Gee, it looks like we only eat breakfast at This Old Row House. I’ll have to show some dinner placesettings soon!
This is what the kitchen table looked like on Saturday morning before I sliced the apples and pulled out my 1970s Betty Crocker cookbook.
It’s set with Fire-King jadeite restaurant ware and red Bakelite flatware. The anodized aluminum percolator belonged to my Grandmother way back when. The smell of coffee always reminds me of her house. Always. The sugar shaker is one of at least half a dozen my father bought at the flea market decades ago. The glass is about half an inch thick and the top is soldered silver. Imagine sitting down at a Woolworth’s luncheon counter and using a silver topped sugar shaker for your cuppa joe!
Back to cobblers and crisps. Here’s my spattered, well used recipe straight from Betty:
I don’t peel the apples. I cut them into half-inch chunks instead of slicing. Sometimes I substitute brown sugar, usually at 2/3rds cup. Never use margarine! Ick! And freshly ground nutmeg is the bomb. The spicy smell wafting through the house in the morning will get anyone out of bed. Even the not-morning people. Guaranteed.
Eat it for breakfast with scrambled eggs and bacon! Sure beats cold cereal!
This is what’s over my kitchen range, smack in the center of the house. Hard to miss, that is.
I found this plate a long time ago. It was already broken and mended by a previous owner who perhaps loved the sentiment as much as I do.
You can find these plates pretty easily. Janeray has one at This Old Row House, too, with a much cuter design than mine. (Post a picture, Jane!) The saying must have been popular in the ’50s and ’60s, maybe as a way to shrug off your sink full of dirty dishes or your piles of unfolded laundry or your neatnik mother-in-law’s raised eyebrows.
For me, though, this plate is a sassy retort to all the lifestyle “experts” out there.

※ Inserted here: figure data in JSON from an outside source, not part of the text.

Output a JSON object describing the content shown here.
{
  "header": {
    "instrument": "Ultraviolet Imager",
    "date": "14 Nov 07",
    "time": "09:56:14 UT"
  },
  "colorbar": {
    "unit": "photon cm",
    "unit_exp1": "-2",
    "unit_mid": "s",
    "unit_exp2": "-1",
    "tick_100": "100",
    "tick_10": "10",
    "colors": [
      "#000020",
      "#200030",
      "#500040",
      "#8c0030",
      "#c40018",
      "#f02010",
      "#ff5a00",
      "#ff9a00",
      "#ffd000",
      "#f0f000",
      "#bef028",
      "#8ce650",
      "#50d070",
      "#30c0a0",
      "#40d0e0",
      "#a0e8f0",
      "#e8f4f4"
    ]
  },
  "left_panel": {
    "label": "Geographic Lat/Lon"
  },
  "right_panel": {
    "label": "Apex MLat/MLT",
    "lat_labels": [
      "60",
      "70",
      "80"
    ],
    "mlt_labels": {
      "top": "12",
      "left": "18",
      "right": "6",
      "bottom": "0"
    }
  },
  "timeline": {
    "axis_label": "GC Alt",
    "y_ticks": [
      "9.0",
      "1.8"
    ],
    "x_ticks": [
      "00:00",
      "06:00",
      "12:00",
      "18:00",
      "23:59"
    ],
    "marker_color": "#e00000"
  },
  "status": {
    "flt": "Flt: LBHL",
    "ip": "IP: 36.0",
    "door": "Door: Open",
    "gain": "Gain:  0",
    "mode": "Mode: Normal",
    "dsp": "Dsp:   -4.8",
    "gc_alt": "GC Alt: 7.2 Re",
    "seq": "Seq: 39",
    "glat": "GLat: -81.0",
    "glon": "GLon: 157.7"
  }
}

Why do they get to say which colors are hot this season, what clothes are in style, what projects are worth making? I don’t know those people and they don’t know me. Why should their opinions carry so much as the weight of a raisin in MY house?
They say pale neutrals are fashionable. I paint my rooms sunny yellow and deep green and hot peach. This is my house, I’ll do as I darn please.
They say the “in” color is emerald. I’m wearing my favorite pale aqua cardigan, with battered jeans and a vintage Vera scarf. This is my house, I’ll do as I darn please.
They say vintage china should be perfect, or don’t bother buying it. I’m totally keeping that broken-and-mended plate over my stove. This is my house, I’ll do as I darn please!
What are you doing at your house to proclaim your independence from other people’s taste?